Deze beperkingen hebben geen absoluut karakter, in de zin dat bepaalde aantastingen van het lijk nooit mogen. De wetgever heeft vooral procedureregels gesteld. De huidige Wlb kent geen bepaling meer ten aanzien van lijkopening.
Tot 1991 regelde de wet dat lijkopening slechts mocht worden verricht door of onder toezicht van een geneeskundige.

De NUVU heeft in 1990/1991 een aantal vragen voorgelegd aan de minister van Binnenlandse Zaken over het verrichten van cosmetische en restauratieve handelingen aan lijken, waarbij de onaantastbaarheid van het lichaam in het geding is.
Het ging om handelingen als het sluiten van de mond met naald en draad en andere hechtingen, het in verband met gasvorming aanprikken van organen met een holle naald en het verwijderen van een pace-maker.
Bij brief van 22 april 1991 liet de minister van Binnenlandse Zaken de NUVU weten met betrekking tot de genoemde handelingen twee aspecten van belang te vinden, namelijk het verrichten van de handeling al dan niet door of onder toezicht van een geneeskundige en de toestemming van betrokkene of diens nabestaanden.
Omdat de (nieuwe) Wlb of andere regelgeving niets ten aanzien van dergelijke handelingen regelt, stelde de minister dat het niet is vereist dat deze handelingen door of onder toezicht van een geneeskundige dienen te worden verricht. Wel maande de minister een passende terughoudendheid in acht te nemen.
Voor wat betreft de toestemming van de overledene of diens nabestaanden, wees de minister op artikel 11 Grondwet. Uit de schriftelijke stukken behorende bij de parlementaire behandeling blijkt dat artikel 11 wordt opgevat als het recht op afweer van inbreuken van buitenaf op het lichaam
en dat dit recht ook blijft voortbestaan nadat iemand is overleden. Dit betekent dat voor de bedoelde handelingen in ieder geval toestemming van de overlenene, en zo die toestemming er niet is, van de nabestaanden vereist is.

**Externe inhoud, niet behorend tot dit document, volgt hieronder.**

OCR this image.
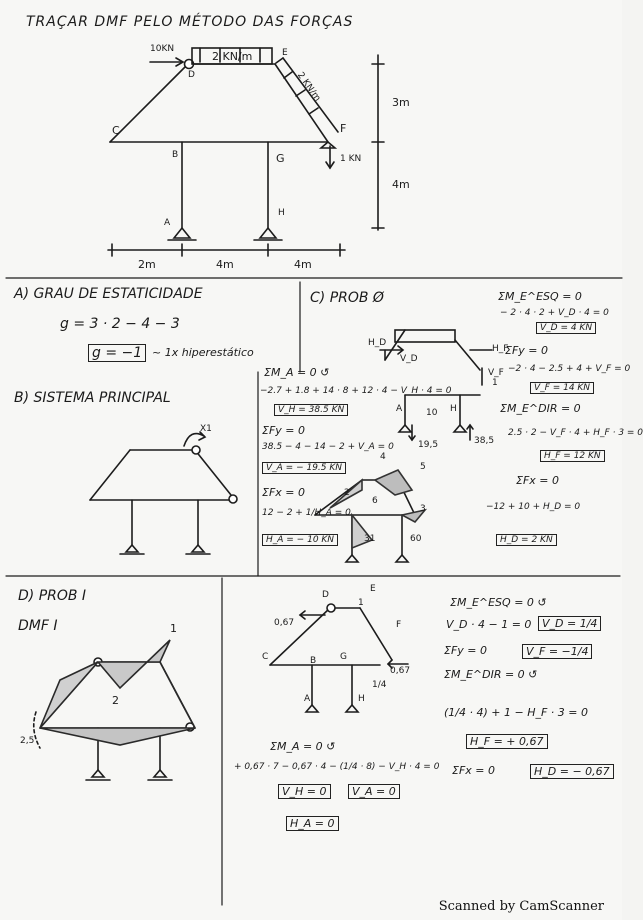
TRAÇAR DMF PELO MÉTODO DAS FORÇAS
10KN
2 KN/m
2 KN/m
D
E
C	F
B	G
A
H
1 KN
3m
4m
2m	4m	4m
A) GRAU DE ESTATICIDADE
g = 3 · 2 − 4 − 3
g = −1 ~ 1x hiperestático
B) SISTEMA PRINCIPAL
X1
C) PROB Ø	ΣM_E^ESQ = 0
− 2 · 4 · 2 + V_D · 4 = 0
V_D = 4 KN
ΣFy = 0
−2 · 4 − 2.5 + 4 + V_F = 0
V_F = 14 KN
ΣM_E^DIR = 0
2.5 · 2 − V_F · 4 + H_F · 3 = 0
H_F = 12 KN
ΣFx = 0
−12 + 10 + H_D = 0
H_D = 2 KN
ΣM_A = 0 ↺
−2.7 + 1.8 + 14 · 8 + 12 · 4 − V_H · 4 = 0
V_H = 38.5 KN
ΣFy = 0
38.5 − 4 − 14 − 2 + V_A = 0
V_A = − 19.5 KN
ΣFx = 0
12 − 2 + 1/H_A = 0
H_A = − 10 KN
H_D
V_D
H_F
V_F
10
A	H
19,5	38,5
1
2
3
4
5
6
31	60
D) PROB I
DMF I	1
2
2,5
D
E
F
C	B	G
A	H
0,67
0,67
1/4
1	ΣM_E^ESQ = 0 ↺
V_D · 4 − 1 = 0 V_D = 1/4
ΣFy = 0	V_F = −1/4
ΣM_E^DIR = 0 ↺
(1/4 · 4) + 1 − H_F · 3 = 0
H_F = + 0,67
ΣFx = 0	H_D = − 0,67
ΣM_A = 0 ↺
+ 0,67 · 7 − 0,67 · 4 − (1/4 · 8) − V_H · 4 = 0
V_H = 0	V_A = 0
H_A = 0
Scanned by CamScanner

Dezerzijds kan daar nog aan worden toegevoegd dat een belangrijk uitgangspunt van de wetgever met betrekking tot lijkbezorging is geweest, dat de lijkbezorging, in al zijn facetten, geschiedt overeenkomstig de wens of de vermoedelijke wens van de overledene, tenzij dat redelijkerwijs niet gevergd kan worden (artikel 18 Wlb).
Het systeem van de wet is voorts, dat als een handeling kan of dient te geschieden, ten aanzien waarvan de wens van de overledene niet bekend is, nabestaanden toestemming kunnen verlenen of kunnen weigeren (vergelijk artikel 67, derde lid, en 72, tweede lid, Wlb).
Uit de parlementaire geschiedenis is bekend dat nabestaanden geacht worden in de geest van de vermoedelijke wens van de overledene te handelen.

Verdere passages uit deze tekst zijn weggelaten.